Kinetics and Regulation

Question 1

What is meant by reaction velocity?

Answer 1

it measures the how much reactant disappears as function of time or how much product appears.
V= -dt [A]/dt= dt [P]/dt a= substrate P= product. d=decrease or increase of substrate [ ].

Question 2

What is enzyme kinetics?

Answer 2

studying the rate of enzyme-catalyzed reactions.

Question 3

What does the Michaelis-Menten equation describe? Write the equation.

Answer 3

the initial reaction velocity as a function of substrate concentration.
(also determines variation of enzyme activity). V0= Vmax [S}/[S] + KM

Question 4

Define what vmax and km are. What do they mean?

Answer 4

Vmax- maximum velocity possible, only achieved when all of the enzyme (ET) is bound to substrate. V= k2[E]T
Km- Michaelis constant that is the substrate concentration that yields 1/2 vmax.
Km is also total of constants: kM= k-1 + k2/k1; Km values for enzymes vary widely and is approximately substrate [ ] in vivo (living things).

Question 5

What components make up Lineweaver- Burk plot? What are the variables for graph?

Answer 5

it is a double reciprocal plot that yields straight line equation:
composed of inverse of Vo as a function of inverse of substrate concentration
1/Vo= kM/Vmax times 1/S + 1/Vmax.
Slope= KM/Vmax; Y- intercept: 1/vmax ; x intercept: -1/Km

Question 6

What is catalytic efficiency? What are the variables involved? What are the conditions for this to occur. How is the michaelis-menten equation adjusted for catalytic efficiency?

Answer 6

the efficiency of an enzyme in catalyzing a reaction.
Kcat/Km is a measure of catalytic efficiency, as it takes into account, both rate of catalysis (kcat) and nature of enzyme substrate interaction (Km)
stems from [S} being less than Km, since a lot of active sites are unoccupied and the free enzyme, [E}= E{T}
Michaelis equation will yield Vo= kcat/Km [S}{E]T

Question 7

What are allosteric enzymes? How do they work?

Answer 7

enzymes that control the flux of biochemical reactions in metabolic pathways.
Due to their regulatory properties, they allow for generation of complex metabolic pathways.
Mechanism: activator or inhibitor molecule will bind to specific regulatory site on enzyme (not active site), which induces conformational or electrostatic changes to either enhance or reduce activity.

Question 8

Distinguish between concerted model and sequential model of allosteric enzymes. Which molecule is a good example of this?

Answer 8

Concerted model - A conformational change in one subunit will be conferred to ALL other subunits (one r state, lead to all 4 being in r state)
Sequential model-subunits undergo sequential changes in structure.

Question 9

when measuring the disappearance of A (substrate), what is the velocity of reaction? Write the equation and describe relationship between variables.

Answer 9

V= k [A], k is a proportionality constant.

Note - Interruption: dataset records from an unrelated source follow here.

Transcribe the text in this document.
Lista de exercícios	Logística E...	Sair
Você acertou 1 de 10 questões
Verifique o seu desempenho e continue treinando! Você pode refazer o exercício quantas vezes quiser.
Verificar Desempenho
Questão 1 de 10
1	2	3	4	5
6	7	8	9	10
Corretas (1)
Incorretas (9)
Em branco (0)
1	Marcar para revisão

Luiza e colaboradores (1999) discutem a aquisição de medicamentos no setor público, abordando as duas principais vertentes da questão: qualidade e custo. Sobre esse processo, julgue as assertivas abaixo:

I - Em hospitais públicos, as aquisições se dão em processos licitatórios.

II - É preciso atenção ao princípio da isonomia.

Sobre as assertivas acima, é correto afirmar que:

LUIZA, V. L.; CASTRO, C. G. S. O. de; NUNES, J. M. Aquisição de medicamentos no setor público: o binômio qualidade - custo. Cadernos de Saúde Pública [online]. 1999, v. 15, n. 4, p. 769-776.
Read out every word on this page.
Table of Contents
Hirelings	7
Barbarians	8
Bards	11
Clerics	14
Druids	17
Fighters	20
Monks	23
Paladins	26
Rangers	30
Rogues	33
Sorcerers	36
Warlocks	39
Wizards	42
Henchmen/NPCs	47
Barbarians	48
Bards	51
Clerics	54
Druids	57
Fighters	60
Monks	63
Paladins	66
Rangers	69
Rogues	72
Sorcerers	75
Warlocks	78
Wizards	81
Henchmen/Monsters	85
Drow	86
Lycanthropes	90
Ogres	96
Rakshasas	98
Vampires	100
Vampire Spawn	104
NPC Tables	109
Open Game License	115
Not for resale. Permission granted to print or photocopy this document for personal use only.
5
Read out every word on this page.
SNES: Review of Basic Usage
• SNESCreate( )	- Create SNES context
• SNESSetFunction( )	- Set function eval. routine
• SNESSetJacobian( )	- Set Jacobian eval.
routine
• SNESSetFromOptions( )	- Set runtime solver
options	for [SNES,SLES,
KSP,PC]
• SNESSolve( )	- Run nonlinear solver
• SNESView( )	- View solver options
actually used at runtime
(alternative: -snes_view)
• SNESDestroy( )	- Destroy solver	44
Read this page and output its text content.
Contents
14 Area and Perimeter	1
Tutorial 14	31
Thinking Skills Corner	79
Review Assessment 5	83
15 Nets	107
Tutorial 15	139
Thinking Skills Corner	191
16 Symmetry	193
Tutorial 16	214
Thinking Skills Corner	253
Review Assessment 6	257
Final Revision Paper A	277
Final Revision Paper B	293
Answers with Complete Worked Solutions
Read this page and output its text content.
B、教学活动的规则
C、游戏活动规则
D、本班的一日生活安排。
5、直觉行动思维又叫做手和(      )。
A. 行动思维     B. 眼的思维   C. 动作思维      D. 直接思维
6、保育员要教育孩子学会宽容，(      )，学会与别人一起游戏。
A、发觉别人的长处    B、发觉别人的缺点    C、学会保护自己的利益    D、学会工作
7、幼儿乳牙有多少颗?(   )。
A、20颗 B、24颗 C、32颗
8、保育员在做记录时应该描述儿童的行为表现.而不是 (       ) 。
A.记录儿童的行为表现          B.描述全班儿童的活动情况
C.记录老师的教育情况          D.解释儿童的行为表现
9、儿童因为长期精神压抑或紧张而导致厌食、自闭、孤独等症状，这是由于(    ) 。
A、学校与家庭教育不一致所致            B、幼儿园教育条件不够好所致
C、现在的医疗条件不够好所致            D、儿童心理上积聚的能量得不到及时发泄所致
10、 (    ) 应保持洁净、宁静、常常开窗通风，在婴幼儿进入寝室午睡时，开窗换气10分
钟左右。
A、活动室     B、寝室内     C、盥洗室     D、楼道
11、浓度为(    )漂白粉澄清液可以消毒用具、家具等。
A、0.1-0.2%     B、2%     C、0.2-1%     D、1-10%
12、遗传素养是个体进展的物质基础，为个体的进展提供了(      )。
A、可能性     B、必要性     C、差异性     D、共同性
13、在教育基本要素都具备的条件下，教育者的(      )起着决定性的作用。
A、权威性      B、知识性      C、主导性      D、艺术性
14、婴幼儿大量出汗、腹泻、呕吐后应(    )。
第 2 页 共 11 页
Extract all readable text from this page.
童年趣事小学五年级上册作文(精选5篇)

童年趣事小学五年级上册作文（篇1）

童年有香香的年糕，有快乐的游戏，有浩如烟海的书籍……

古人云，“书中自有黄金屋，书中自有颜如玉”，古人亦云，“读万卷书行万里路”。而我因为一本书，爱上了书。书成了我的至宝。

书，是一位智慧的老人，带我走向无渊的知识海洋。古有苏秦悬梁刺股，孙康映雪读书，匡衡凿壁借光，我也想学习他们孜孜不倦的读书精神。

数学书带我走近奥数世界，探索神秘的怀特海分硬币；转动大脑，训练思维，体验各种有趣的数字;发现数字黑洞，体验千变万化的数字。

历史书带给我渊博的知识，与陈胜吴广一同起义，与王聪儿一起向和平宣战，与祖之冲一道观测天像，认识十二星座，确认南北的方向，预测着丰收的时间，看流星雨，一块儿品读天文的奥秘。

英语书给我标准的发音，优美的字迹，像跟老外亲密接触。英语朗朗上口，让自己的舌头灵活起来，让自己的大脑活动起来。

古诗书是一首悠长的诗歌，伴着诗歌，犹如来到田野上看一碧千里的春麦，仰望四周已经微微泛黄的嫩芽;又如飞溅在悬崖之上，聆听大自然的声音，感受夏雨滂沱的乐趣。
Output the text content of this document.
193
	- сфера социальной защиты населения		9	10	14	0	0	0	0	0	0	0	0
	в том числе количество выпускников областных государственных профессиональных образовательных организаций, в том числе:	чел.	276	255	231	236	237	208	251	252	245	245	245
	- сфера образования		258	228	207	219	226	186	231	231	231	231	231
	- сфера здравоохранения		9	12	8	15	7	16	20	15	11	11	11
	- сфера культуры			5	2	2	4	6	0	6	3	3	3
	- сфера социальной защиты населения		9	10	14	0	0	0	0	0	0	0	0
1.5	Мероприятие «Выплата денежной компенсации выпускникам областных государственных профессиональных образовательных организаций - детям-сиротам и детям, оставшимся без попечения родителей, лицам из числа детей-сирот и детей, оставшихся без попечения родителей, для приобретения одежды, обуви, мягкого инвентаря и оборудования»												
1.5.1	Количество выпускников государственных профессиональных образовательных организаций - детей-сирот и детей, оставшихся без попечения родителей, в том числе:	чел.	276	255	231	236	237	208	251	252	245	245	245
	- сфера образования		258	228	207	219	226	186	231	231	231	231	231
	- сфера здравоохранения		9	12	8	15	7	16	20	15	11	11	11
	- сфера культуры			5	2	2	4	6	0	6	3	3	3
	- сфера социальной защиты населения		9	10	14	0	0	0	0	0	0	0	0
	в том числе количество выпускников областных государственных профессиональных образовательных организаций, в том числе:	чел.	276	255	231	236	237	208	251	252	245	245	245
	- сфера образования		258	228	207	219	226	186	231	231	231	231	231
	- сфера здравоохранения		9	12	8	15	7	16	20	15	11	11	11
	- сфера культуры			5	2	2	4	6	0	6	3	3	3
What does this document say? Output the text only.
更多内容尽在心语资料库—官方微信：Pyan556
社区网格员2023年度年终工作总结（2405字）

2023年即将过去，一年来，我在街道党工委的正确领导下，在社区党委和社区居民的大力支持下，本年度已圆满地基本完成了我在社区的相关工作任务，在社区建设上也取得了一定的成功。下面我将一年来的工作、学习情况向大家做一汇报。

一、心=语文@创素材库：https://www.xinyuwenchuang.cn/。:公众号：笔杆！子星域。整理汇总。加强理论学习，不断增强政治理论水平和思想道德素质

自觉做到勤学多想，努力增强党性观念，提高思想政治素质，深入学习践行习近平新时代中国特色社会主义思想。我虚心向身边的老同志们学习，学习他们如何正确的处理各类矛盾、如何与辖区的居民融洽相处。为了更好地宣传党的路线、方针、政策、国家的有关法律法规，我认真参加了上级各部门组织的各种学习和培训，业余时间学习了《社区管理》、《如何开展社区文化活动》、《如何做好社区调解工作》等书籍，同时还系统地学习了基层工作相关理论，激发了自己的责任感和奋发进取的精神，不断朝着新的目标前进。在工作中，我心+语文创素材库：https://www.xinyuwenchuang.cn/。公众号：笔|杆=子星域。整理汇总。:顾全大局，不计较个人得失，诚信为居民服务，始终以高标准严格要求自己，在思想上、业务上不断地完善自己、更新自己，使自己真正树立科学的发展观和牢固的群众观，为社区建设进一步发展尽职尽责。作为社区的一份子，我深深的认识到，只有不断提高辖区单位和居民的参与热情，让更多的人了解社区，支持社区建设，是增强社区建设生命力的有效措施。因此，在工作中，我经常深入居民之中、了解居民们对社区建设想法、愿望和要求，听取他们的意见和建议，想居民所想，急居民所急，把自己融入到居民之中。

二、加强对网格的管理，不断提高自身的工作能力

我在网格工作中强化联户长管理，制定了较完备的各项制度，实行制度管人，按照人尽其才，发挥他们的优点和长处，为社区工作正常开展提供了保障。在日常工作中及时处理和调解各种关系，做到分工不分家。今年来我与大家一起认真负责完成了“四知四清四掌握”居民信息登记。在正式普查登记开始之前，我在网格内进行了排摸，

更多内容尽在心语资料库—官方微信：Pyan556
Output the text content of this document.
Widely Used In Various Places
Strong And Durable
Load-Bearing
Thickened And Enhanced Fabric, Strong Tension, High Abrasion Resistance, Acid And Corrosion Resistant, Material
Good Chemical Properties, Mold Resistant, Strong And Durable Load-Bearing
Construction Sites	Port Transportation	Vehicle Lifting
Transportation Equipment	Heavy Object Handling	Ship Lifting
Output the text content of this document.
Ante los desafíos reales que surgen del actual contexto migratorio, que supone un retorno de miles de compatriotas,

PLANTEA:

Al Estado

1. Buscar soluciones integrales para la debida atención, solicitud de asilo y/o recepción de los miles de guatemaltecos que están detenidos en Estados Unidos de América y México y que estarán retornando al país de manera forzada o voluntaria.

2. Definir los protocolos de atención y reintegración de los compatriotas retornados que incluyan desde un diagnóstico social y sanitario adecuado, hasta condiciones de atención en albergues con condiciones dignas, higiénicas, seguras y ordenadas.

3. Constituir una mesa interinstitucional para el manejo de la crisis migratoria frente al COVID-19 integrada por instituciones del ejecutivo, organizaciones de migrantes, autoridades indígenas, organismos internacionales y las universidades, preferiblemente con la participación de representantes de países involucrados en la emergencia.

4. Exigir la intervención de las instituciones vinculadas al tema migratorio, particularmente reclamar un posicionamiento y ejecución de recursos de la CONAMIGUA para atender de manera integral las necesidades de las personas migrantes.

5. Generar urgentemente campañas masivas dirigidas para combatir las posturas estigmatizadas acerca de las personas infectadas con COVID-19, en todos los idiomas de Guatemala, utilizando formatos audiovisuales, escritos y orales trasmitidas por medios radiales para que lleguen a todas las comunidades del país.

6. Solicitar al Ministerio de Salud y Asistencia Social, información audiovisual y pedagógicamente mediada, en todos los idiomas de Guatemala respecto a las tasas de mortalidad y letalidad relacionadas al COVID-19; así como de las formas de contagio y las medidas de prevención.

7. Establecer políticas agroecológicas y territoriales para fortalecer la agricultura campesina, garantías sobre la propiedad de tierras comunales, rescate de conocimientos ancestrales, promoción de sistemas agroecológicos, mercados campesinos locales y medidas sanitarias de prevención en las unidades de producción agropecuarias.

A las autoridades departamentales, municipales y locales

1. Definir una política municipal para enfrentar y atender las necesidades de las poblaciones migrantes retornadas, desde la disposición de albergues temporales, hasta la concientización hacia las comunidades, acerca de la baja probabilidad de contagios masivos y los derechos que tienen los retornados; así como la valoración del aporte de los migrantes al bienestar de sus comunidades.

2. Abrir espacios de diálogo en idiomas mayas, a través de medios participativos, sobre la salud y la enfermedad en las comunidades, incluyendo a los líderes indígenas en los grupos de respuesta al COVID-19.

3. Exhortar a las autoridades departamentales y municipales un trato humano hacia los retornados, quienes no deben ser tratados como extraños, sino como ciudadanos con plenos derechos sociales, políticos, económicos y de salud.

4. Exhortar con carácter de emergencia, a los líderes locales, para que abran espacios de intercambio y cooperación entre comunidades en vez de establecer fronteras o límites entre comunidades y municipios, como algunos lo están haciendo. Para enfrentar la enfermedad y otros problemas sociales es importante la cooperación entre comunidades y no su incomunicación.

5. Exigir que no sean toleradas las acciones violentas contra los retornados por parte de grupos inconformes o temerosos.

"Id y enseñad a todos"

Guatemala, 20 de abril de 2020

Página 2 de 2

The velocity of reaction is proportional to the reactant concentration.

Question 10

What’s the difference between first order reaction? vs Second- order reaction? Unit difference?

Answer 10

First order reaction- The velocity is proportional to reactant concentration (as V increases, concentration of reactant gets higher) V=k [A ]. measured in s-1 units.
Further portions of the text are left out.